Someone way more experienced then I recommends compacting the potting mix quite heavily around the plant to support it. This "feels" wrong to me (maybe just because I've been doing it wrong?) because in my [probably naive] thinking the whole point of potting mix is that it is light, drains easily and allows air into the soil.

What is the accepted best practice here (and why?)


2 Answers 2


Go with your instinct. Plants want fluffy loam, not density.

Plants do not want large pockets of air, but do want small ones. "Muddying them in" (one good watering) is the way to settle the soil. Tie them to a twig gently for a month or a season of support, but do not crush the soil to do that work.

My father had some farming experience and taught me what your friend believes. Took me years of stomping that soil down hard to get away from that cowboy technique. Treat your newborns like newborns.

No Potting Mix

Potting mix, though, is for pots, not the ground. Your soil already has clay, say, and needs peat and sand but not a whole mix. For trees, a pampered mix is actually a bad idea - spoiling the plant to expect greenhouse luxury.
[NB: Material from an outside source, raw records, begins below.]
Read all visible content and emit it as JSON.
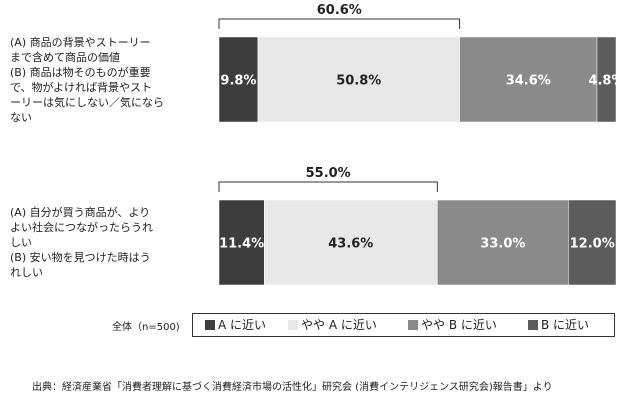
{
  "chart_data": {
    "type": "bar",
    "orientation": "horizontal",
    "stacked": true,
    "unit": "%",
    "legend_total_label": "全体（n=500)",
    "legend_position": "bottom",
    "series": [
      {
        "name": "A に近い",
        "color": "#3d3d3d",
        "values": [
          9.8,
          11.4
        ]
      },
      {
        "name": "やや A に近い",
        "color": "#e8e8e8",
        "values": [
          50.8,
          43.6
        ]
      },
      {
        "name": "やや B に近い",
        "color": "#8a8a8a",
        "values": [
          34.6,
          33.0
        ]
      },
      {
        "name": "B に近い",
        "color": "#5c5c5c",
        "values": [
          4.8,
          12.0
        ]
      }
    ],
    "value_labels": [
      [
        "9.8%",
        "50.8%",
        "34.6%",
        "4.8%"
      ],
      [
        "11.4%",
        "43.6%",
        "33.0%",
        "12.0%"
      ]
    ],
    "bracket_labels": [
      "60.6%",
      "55.0%"
    ],
    "questions": [
      {
        "a_lines": [
          "(A)  商品の背景やストーリー",
          "まで含めて商品の価値"
        ],
        "b_lines": [
          "(B)  商品は物そのものが重要",
          "で、物がよければ背景やスト",
          "ーリーは気にしない／気になら",
          "ない"
        ]
      },
      {
        "a_lines": [
          "(A)  自分が買う商品が、より",
          "よい社会につながったらうれ",
          "しい"
        ],
        "b_lines": [
          "(B)  安い物を見つけた時はう",
          "れしい"
        ]
      }
    ]
  },
  "source": "出典：経済産業省「消費者理解に基づく消費経済市場の活性化」研究会 (消費インテリジェンス研究会)報告書」より"
}
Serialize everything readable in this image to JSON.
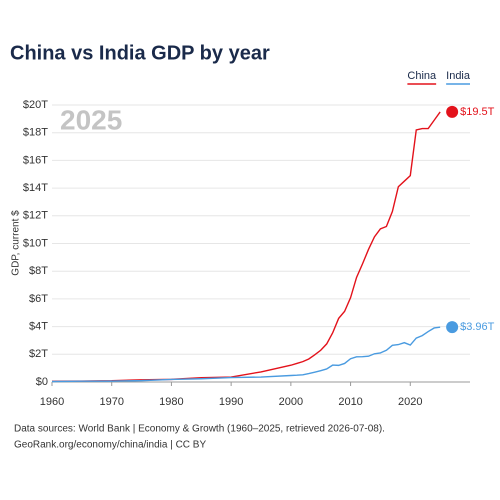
{
  "chart_data": {
    "type": "line",
    "title": "China vs India GDP by year",
    "year_label": "2025",
    "y_label": "GDP, current $",
    "source": [
      "Data sources: World Bank | Economy & Growth (1960–2025, retrieved 2026-07-08).",
      "GeoRank.org/economy/china/india | CC BY"
    ],
    "x": [
      1960,
      1965,
      1970,
      1975,
      1980,
      1985,
      1990,
      1995,
      2000,
      2001,
      2002,
      2003,
      2004,
      2005,
      2006,
      2007,
      2008,
      2009,
      2010,
      2011,
      2012,
      2013,
      2014,
      2015,
      2016,
      2017,
      2018,
      2019,
      2020,
      2021,
      2022,
      2023,
      2024,
      2025
    ],
    "series": [
      {
        "name": "China",
        "color": "#e3121b",
        "values": [
          0.06,
          0.07,
          0.09,
          0.16,
          0.19,
          0.31,
          0.36,
          0.73,
          1.21,
          1.34,
          1.47,
          1.66,
          1.96,
          2.29,
          2.75,
          3.55,
          4.59,
          5.1,
          6.09,
          7.55,
          8.53,
          9.57,
          10.48,
          11.06,
          11.23,
          12.31,
          14.1,
          14.5,
          14.9,
          18.2,
          18.3,
          18.3,
          18.9,
          19.5
        ],
        "value_labels": [
          null,
          null,
          null,
          null,
          null,
          null,
          null,
          null,
          null,
          null,
          null,
          null,
          null,
          null,
          null,
          null,
          null,
          null,
          null,
          null,
          null,
          null,
          null,
          null,
          null,
          null,
          null,
          null,
          null,
          null,
          null,
          null,
          null,
          "$19.5T"
        ]
      },
      {
        "name": "India",
        "color": "#4a9be0",
        "values": [
          0.037,
          0.06,
          0.063,
          0.099,
          0.186,
          0.235,
          0.32,
          0.36,
          0.47,
          0.49,
          0.52,
          0.61,
          0.71,
          0.82,
          0.94,
          1.22,
          1.2,
          1.34,
          1.68,
          1.82,
          1.83,
          1.86,
          2.04,
          2.1,
          2.29,
          2.65,
          2.7,
          2.84,
          2.67,
          3.17,
          3.35,
          3.64,
          3.9,
          3.96
        ],
        "value_labels": [
          null,
          null,
          null,
          null,
          null,
          null,
          null,
          null,
          null,
          null,
          null,
          null,
          null,
          null,
          null,
          null,
          null,
          null,
          null,
          null,
          null,
          null,
          null,
          null,
          null,
          null,
          null,
          null,
          null,
          null,
          null,
          null,
          null,
          "$3.96T"
        ]
      }
    ],
    "xlim": [
      1960,
      2030
    ],
    "xticks": [
      1960,
      1970,
      1980,
      1990,
      2000,
      2010,
      2020
    ],
    "ylim": [
      0,
      20
    ],
    "yticks": [
      {
        "value": 0,
        "label": "$0"
      },
      {
        "value": 2,
        "label": "$2T"
      },
      {
        "value": 4,
        "label": "$4T"
      },
      {
        "value": 6,
        "label": "$6T"
      },
      {
        "value": 8,
        "label": "$8T"
      },
      {
        "value": 10,
        "label": "$10T"
      },
      {
        "value": 12,
        "label": "$12T"
      },
      {
        "value": 14,
        "label": "$14T"
      },
      {
        "value": 16,
        "label": "$16T"
      },
      {
        "value": 18,
        "label": "$18T"
      },
      {
        "value": 20,
        "label": "$20T"
      }
    ],
    "grid": true
  }
}
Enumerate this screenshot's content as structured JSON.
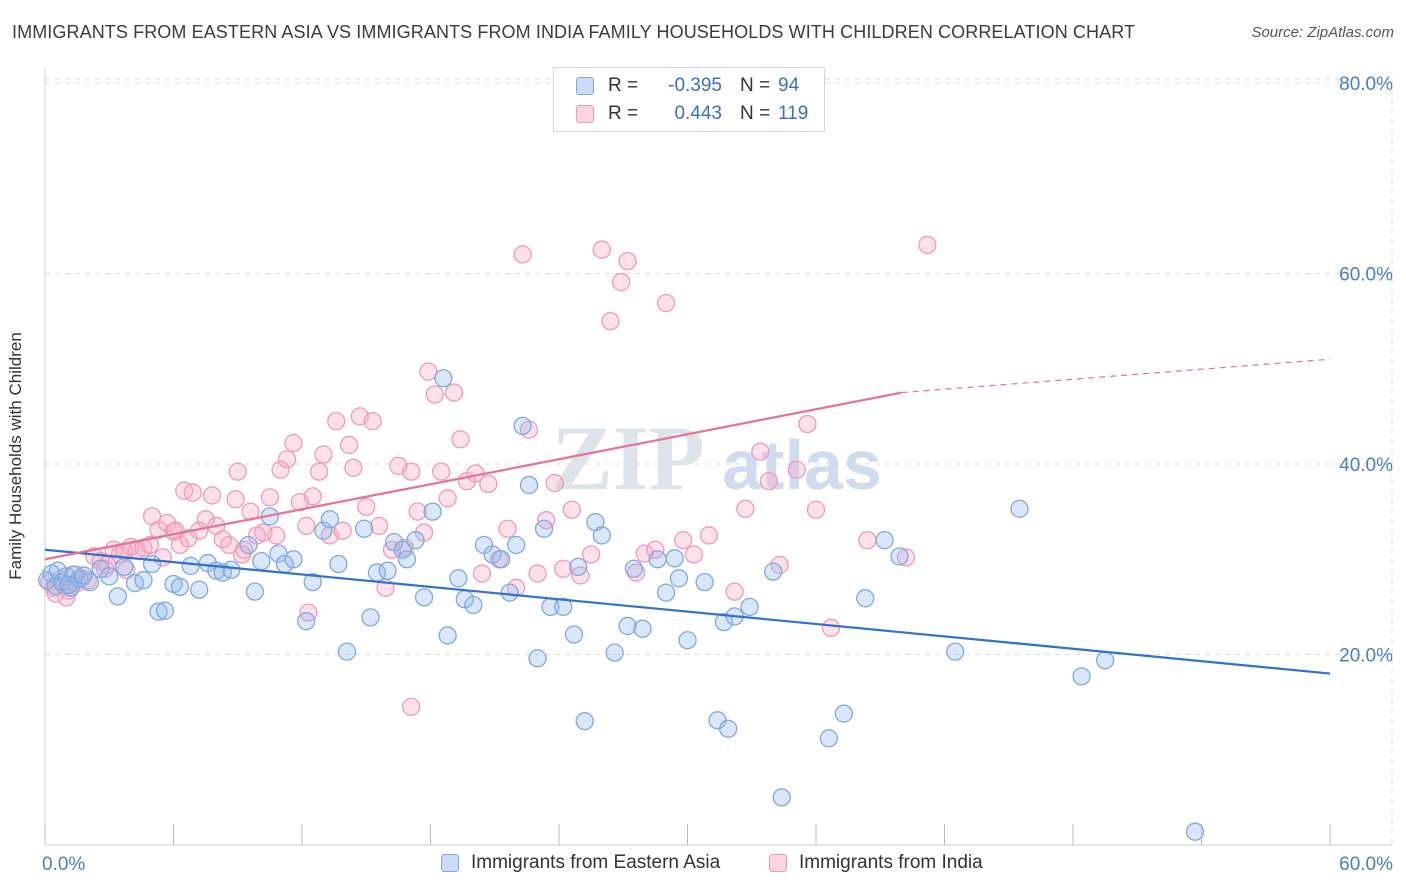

It's difficult to communicate via adjectives like compact it "hard" or "very much". I'll try being more precise. My amateur observation over potting anything in commercial soil mix are:

  1. undercompacted - the first watering(which needs to be large in amount) makes 1/4 of the soil to just disappear(of course this is the soil compacting but I find it spooky) and most of the water drain away within seconds, the plant might uproot itself by it's own weight

  2. overcompacted - the water forms tiny "lakes" which persist for more than a minute; the water seeps in any cracks or the gap from the soil to the pot

  3. perfect - water does tend to run down "hills" and into cracks but it is getting absorbed even onto the "hills", soil level might drop very slightly after the first watering

Treatments to those conditions I've found useful include

  1. Is easily solved by supporting the plant mechanically during the first watering and the adding more soil and lightly compact it.
  2. Get kitchen or field forks and stab the ground.
  3. To get here it's not only important to compact the soil the right amount but also in small enough steps. Say you get a large pot, fill it with potting soil, plant something, compact it, add more soil and compact that as well. Now you have a whole pot of uncompacted soil with a topping of probably overcompacted soil stopping water and air intake. So: compact as you go.